As part of the union’s collective bargaining agreement, the engine manufacturer was required to make “every reasonable effort” to keep the jobs where they were.
Late last week, Judge Janet C. Hall said the company did not live up to their end of the agreement and would not be allowed to move forward with plans to relocate the jobs, which it claimed it needed to do to stay competitive in a challenging aerospace market. In her 85-page conclusion, Hall wrote:
Pratt has violated its Letter 22 obligation to make “every reasonable effort” to preserve the work of the Cheshire and CARO collective bargaining unit members, and it has violated the [collective bargaining agreement’s implied covenant of good faith and fair dealing.
The International Association of Machinists District 26 filed suit against Pratt & Whitney, which is part of United Technologies Corp., last September. The company had turned down more than $100 million in incentives from the state, as the union attempted to halt the company’s proposal to migrate the jobs to Columbus, Ga., Singapore and Japan. Connecticut’s attorney general filed an amicus brief supporting the machinists’ lawsuit. In 2000, the union won a similar battle against the company and forced it to keep some 500 jobs in the state.

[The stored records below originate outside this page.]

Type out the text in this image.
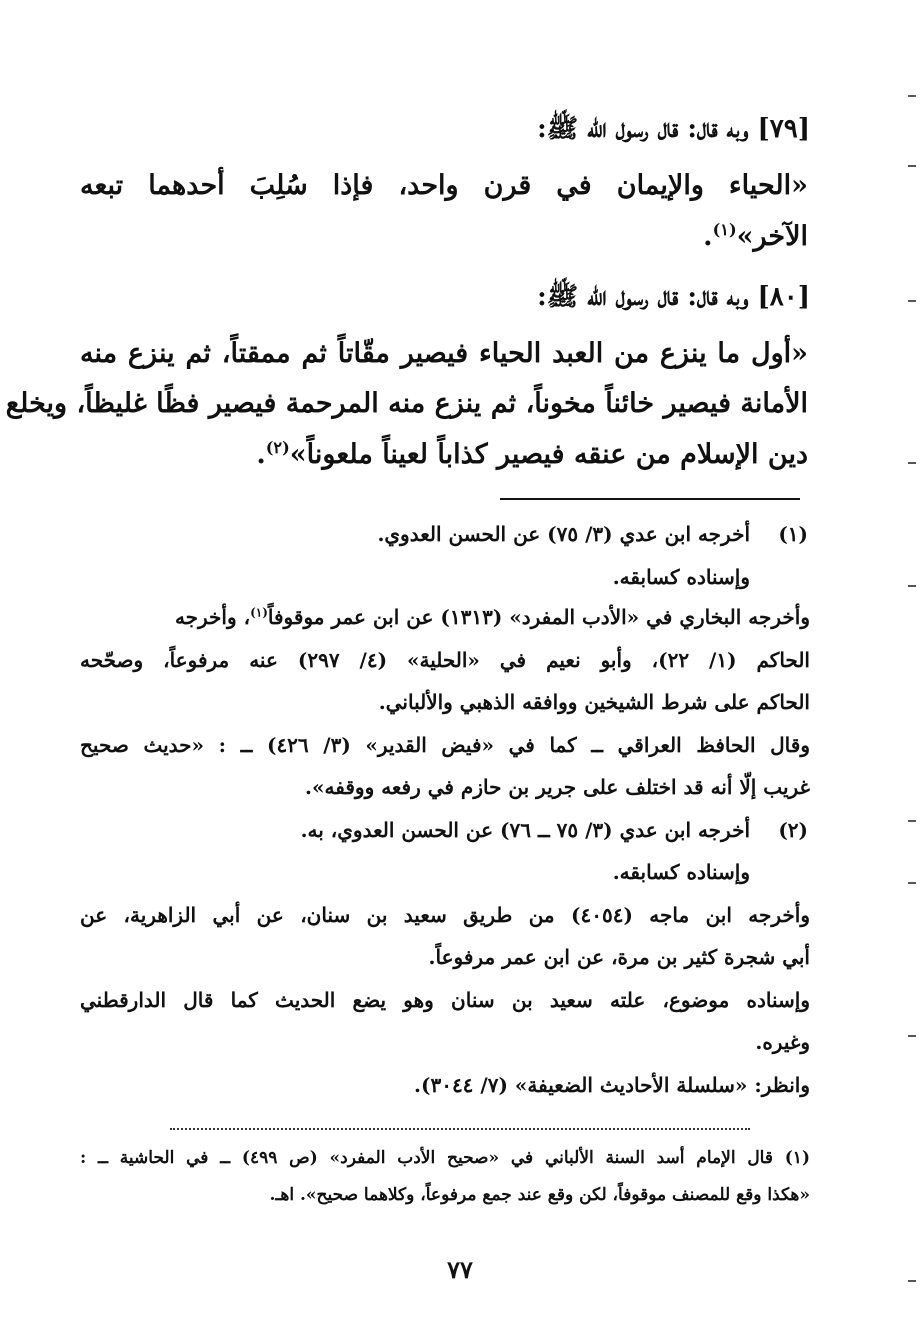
[٧٩] وبه قال: قال رسول الله ﷺ:
«الحياء والإيمان في قرن واحد، فإذا سُلِبَ أحدهما تبعه
الآخر»$^{(١)}$.
[٨٠] وبه قال: قال رسول الله ﷺ:
«أول ما ينزع من العبد الحياء فيصير مقّاتاً ثم ممقتاً، ثم ينزع منه
الأمانة فيصير خائناً مخوناً، ثم ينزع منه المرحمة فيصير فظًا غليظاً، ويخلع
دين الإسلام من عنقه فيصير كذاباً لعيناً ملعوناً»$^{(٢)}$.
(١)
أخرجه ابن عدي (٣/ ٧٥) عن الحسن العدوي.
وإسناده كسابقه.
وأخرجه البخاري في «الأدب المفرد» (١٣١٣) عن ابن عمر موقوفاً$^{(١)}$، وأخرجه
الحاكم (١/ ٢٢)، وأبو نعيم في «الحلية» (٤/ ٢٩٧) عنه مرفوعاً، وصحّحه
الحاكم على شرط الشيخين ووافقه الذهبي والألباني.
وقال الحافظ العراقي ــ كما في «فيض القدير» (٣/ ٤٢٦) ــ : «حديث صحيح
غريب إلّا أنه قد اختلف على جرير بن حازم في رفعه ووقفه».
(٢)
أخرجه ابن عدي (٣/ ٧٥ ــ ٧٦) عن الحسن العدوي، به.
وإسناده كسابقه.
وأخرجه ابن ماجه (٤٠٥٤) من طريق سعيد بن سنان، عن أبي الزاهرية، عن
أبي شجرة كثير بن مرة، عن ابن عمر مرفوعاً.
وإسناده موضوع، علته سعيد بن سنان وهو يضع الحديث كما قال الدارقطني
وغيره.
وانظر: «سلسلة الأحاديث الضعيفة» (٧/ ٣٠٤٤).
(١) قال الإمام أسد السنة الألباني في «صحيح الأدب المفرد» (ص ٤٩٩) ــ في الحاشية ــ :
«هكذا وقع للمصنف موقوفاً، لكن وقع عند جمع مرفوعاً، وكلاهما صحيح». اهـ.
٧٧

Despite the union’s recent victory, the workers aren’t home free. The company could appeal the court’s decision, and the workers’ contract expires in December, when they’ll have to defend their jobs again. Jim Parent of District 26 said:
We’re ready for a fight, if that’s what it takes. But we hope that after the dust settles, the company will recognize what we have said all along – these are the most highly skilled overhaul, repair and refurbishment workers in the world. Pratt may think that moving the work will save costs, but quality and reliability are crucial in aerospace operations. If they want the best performance possible for their demanding customers, Pratt should keep the work here.